Portanto, uma pessoa não pode se aproximar dos sacramentos, sem cair de cara no chão diante do mistério que é Nosso Senhor Jesus Cristo. As seguintes linhas poderosas de São John Henry Newman, padre, bispo, teólogo e Santo, de um luminosíssimo intelecto, que viveu na Inglaterra do século XIX, afirmam eloquentemente a necessidade de uma fé profunda e pessoal para que qualquer pessoa possa lidar de maneira santificante com a revelação cristã e especialmente com a Eucaristia:
“Chego então a esta conclusão; - se devo submeter minha razão aos mistérios, não importa muito se é um mistério a mais ou a menos, quando a fé de qualquer forma é a própria essência de toda religião, quando a principal dificuldade para um investigador é sustentar firmemente que existe um Deus Vivo, apesar da escuridão que o rodeia, o Criador, Testemunha e Juiz dos homens. Uma vez que a mente é quebrada, como deve ser, pela crença de um Poder acima dela, quando compreende que ela mesma não é a medida de todas as coisas no céu e na terra, ela terá pouca dificuldade em seguir em frente. Não digo que vai, ou pode, passar para outras verdades, sem convicção; Não digo que deva acreditar na fé católica sem fundamentos e motivos; mas digo que, uma vez que [a pessoa] acredita em Deus, o grande obstáculo à fé foi removido - um espírito orgulhoso e autossuficiente. Quando um homem realmente, com os olhos de sua alma e pelo poder da graça divina, reconhece seu Criador, ele passou uma linha... ele dobrou o pescoço rígido e triunfou sobre si mesmo. Se ele acredita que Deus não tem começo, por que não acreditar que Ele é Três e ainda assim Um? Se ele possui que Deus criou o espaço, por que não possuir também que Ele pode fazer com que um corpo subsista sem depender do lugar? Se ele é obrigado a conceder que Deus criou todas as coisas do nada, por que duvidar de Seu poder de transformar a substância do pão no Corpo de Seu Filho? [1]

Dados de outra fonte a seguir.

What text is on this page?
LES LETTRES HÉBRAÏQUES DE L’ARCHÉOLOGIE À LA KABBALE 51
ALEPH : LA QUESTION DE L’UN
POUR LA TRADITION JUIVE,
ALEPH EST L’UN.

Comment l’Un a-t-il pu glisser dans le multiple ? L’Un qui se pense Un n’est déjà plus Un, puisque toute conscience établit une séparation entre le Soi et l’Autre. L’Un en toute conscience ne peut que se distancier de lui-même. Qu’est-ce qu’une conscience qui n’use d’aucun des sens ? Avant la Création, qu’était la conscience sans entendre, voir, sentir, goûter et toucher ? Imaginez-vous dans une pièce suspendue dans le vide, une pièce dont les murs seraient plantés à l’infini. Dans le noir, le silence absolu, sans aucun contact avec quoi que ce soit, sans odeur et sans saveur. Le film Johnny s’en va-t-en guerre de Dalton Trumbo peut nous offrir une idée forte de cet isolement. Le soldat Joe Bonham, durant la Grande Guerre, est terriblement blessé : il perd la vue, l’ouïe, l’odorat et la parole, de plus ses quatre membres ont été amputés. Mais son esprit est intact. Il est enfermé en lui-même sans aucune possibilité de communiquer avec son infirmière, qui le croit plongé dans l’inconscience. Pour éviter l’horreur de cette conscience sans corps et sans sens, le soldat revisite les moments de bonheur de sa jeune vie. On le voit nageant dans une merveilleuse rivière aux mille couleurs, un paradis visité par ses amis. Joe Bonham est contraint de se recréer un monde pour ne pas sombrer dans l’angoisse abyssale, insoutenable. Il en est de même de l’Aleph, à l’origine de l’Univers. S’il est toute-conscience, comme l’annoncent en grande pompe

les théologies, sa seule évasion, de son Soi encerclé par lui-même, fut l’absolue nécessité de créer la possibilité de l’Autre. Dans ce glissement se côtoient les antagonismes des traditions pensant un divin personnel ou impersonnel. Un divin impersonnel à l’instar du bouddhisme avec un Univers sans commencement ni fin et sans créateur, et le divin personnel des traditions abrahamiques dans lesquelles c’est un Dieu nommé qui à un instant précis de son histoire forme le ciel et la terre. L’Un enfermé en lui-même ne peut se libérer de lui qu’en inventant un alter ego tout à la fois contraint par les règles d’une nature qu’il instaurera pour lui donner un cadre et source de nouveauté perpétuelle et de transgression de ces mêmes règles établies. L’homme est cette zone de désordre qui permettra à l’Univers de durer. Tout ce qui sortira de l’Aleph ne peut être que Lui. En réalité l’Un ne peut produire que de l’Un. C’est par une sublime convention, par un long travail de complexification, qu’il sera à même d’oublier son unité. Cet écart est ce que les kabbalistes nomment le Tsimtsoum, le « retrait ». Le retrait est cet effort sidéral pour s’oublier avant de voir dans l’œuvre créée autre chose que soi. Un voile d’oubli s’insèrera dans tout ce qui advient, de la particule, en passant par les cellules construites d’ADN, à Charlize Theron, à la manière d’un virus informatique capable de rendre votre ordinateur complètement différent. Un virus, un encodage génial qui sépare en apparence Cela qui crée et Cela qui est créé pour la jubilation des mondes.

Portanto, uma pessoa não pode lidar suficientemente bem com o mistério da Eucaristia ou com a devoção à presença de Cristo neste sacramento, a menos que tenha um senso vibrante e aberto para conviver com o Misterioso, e, mediante a fé, ter a consciência da incrível e estonteante realidade deste sacramento. A cabeça do leitor deveria, agora, estar cambaleando com o pensamento sobre todos esses mistérios. Se não se sente maravilhado com o que nos é oferecido pelo Criador do Universo, recomendo ao leitor que volte aos últimos parágrafos, lendo-os devagar, porque é possível que esteja perdendo o maior mistério de todos os tempos!